Zombie Zen

How Structure Affects Git's UX

By Ross Light

It’s always interesting to me to compare different approaches to solving the same problem. Git and Mercurial are two version control systems that came out at similar times, trying to address very similar requirements. Git came from a very low-level systems perspective, whereas Mercurial spent a lot of effort on its user experience. Despite what you might think, their data models are remarkably similar. It’s from this observation I started my side project — gg. I found myself greatly missing the experience of Mercurial, but I’ve resigned myself to the fact that Git is here to stay.

I came across a rather interesting challenge today while working on gg. I am trying to replicate the behavior of hg pull, and even though I’ve worked on gg for over a year now, I still haven’t reached a behavior that I’m satisfied with. I’ve finally realized why, and it boils down to a very subtle difference in the data models of the two systems.

A diagram showing commits contained inside a box titled "All", each leaf having a ref attached. One commit with no ref is outside this box, but still in the Git repository.

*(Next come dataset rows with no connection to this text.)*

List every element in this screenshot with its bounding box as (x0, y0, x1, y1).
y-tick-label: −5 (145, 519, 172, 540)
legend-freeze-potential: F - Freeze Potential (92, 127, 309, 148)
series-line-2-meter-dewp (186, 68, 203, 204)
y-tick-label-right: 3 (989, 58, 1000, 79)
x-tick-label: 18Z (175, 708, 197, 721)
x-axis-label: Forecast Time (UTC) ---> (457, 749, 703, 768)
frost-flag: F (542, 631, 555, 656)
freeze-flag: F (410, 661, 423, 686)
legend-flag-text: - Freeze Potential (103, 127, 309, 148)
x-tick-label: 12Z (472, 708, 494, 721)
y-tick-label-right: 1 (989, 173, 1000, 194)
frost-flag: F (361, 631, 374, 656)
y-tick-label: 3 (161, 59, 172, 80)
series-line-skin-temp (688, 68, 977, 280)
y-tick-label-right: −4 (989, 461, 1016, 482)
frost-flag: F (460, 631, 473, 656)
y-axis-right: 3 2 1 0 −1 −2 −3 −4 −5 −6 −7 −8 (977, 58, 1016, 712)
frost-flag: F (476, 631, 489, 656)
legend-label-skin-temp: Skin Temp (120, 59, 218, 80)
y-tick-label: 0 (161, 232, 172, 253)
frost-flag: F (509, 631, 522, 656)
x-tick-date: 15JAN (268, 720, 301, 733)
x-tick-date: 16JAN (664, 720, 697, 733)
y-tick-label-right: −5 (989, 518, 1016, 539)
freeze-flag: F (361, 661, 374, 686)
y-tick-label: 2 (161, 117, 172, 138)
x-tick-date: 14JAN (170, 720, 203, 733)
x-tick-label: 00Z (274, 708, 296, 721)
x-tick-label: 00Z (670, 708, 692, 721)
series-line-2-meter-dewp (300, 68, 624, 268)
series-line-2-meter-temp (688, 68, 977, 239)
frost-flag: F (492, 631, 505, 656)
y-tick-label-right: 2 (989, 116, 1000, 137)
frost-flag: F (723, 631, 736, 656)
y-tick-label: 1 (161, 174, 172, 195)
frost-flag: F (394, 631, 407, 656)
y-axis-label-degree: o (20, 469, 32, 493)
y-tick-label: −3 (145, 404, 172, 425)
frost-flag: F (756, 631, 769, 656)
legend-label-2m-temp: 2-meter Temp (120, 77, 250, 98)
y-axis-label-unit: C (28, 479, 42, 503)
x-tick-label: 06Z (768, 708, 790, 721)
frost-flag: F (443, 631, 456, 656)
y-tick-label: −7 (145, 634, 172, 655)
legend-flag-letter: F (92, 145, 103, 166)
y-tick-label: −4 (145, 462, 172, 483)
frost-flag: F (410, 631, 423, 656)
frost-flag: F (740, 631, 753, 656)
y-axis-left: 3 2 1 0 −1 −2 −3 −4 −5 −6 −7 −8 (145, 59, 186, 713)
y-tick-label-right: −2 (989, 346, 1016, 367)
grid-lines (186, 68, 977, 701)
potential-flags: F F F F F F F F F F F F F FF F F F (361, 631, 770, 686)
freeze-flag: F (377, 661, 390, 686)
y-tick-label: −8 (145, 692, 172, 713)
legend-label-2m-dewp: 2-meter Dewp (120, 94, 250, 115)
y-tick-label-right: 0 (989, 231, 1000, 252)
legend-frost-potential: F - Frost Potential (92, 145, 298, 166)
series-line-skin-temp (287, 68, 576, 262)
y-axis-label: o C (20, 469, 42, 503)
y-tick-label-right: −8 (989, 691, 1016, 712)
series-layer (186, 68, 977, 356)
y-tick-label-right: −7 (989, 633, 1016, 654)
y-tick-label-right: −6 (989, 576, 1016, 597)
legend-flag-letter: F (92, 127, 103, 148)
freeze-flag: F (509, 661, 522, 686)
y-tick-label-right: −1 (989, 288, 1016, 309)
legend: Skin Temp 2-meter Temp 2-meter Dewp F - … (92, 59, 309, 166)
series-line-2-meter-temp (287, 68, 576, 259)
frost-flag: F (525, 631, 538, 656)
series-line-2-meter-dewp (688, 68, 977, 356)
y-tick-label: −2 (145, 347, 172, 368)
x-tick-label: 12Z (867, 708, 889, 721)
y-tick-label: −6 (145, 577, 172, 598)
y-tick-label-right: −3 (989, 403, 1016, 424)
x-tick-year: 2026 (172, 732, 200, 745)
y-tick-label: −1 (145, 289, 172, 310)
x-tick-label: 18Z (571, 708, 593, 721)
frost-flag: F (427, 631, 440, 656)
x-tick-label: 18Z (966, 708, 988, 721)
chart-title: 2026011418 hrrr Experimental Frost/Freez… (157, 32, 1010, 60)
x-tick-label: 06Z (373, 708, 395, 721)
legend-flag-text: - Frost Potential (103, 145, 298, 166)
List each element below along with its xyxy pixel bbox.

The Git model. In order to be part of git log --all, it must be reachable from a ref. However, there can be ephemeral commits not reachable from a ref in the repository.

At its core, Git has two concepts: commits and refs. A repository stores commits in an unstructured graph form. Git considers any commit not reachable from a ref to be unimportant, and will delete such commits periodically. Such commits are typically the side effect of rebases or deleted local branches. Refs act like garbage collection roots, and in fact, Git refers to this as garbage collection. (Not the sort of judgement you want from a system safeguarding your code!)

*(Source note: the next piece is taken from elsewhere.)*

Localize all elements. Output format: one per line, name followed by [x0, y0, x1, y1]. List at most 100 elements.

A diagram showing all commits contained inside the Mercurial Revlog.

The Mercurial model. By merit of being in the revlog, a revision is considered part of the repository’s history.

Mercurial, on the other hand, makes no such distinction. All commits in the revlog are part of the observable history. Mercurial bestows a fairly arbitrary default ordering on the commits, which is the order in which they were appended to the revlog. Mercurial does have a concept similar to refs called bookmarks, but this concept was introduced later and thus isn’t fundamental. In Mercurial, one must explicitly remove commits from the revlog using an extension like hg strip or mark them as obsolete with the new changeset evolution features. This is conceptually very simple: once you see a commit, it is now part of the history.

This difference in data model causes complexity higher up in Git. When fetching commits from another repository, it is very difficult to do so without configuring what Git calls “remotes”. Fundamentally, the problem is that when git fetch adds commits to the repository, it needs to attach refs to those new graph leaves lest they be garbage collected. Remotes specify patterns for Git to use to create refs, thus preserving the new commits. Mercurial does not have this problem! In Mercurial, it simply appends the commits to the revlog, and there’s nothing more to do.

Git’s choice to distinguish between reachable and unreachable commits resulted in more complexity for the end-user in the form of configuration. Mercurial made no such distinction and thus no configuration is required. The lesson I take away from this is that it is important to constantly reevaluate your data model as you build software. While this is certainly not a new observation — Rob Pike famously wrote “Data structures, not algorithms, are central to programming.” — it is one that cannot be stated enough.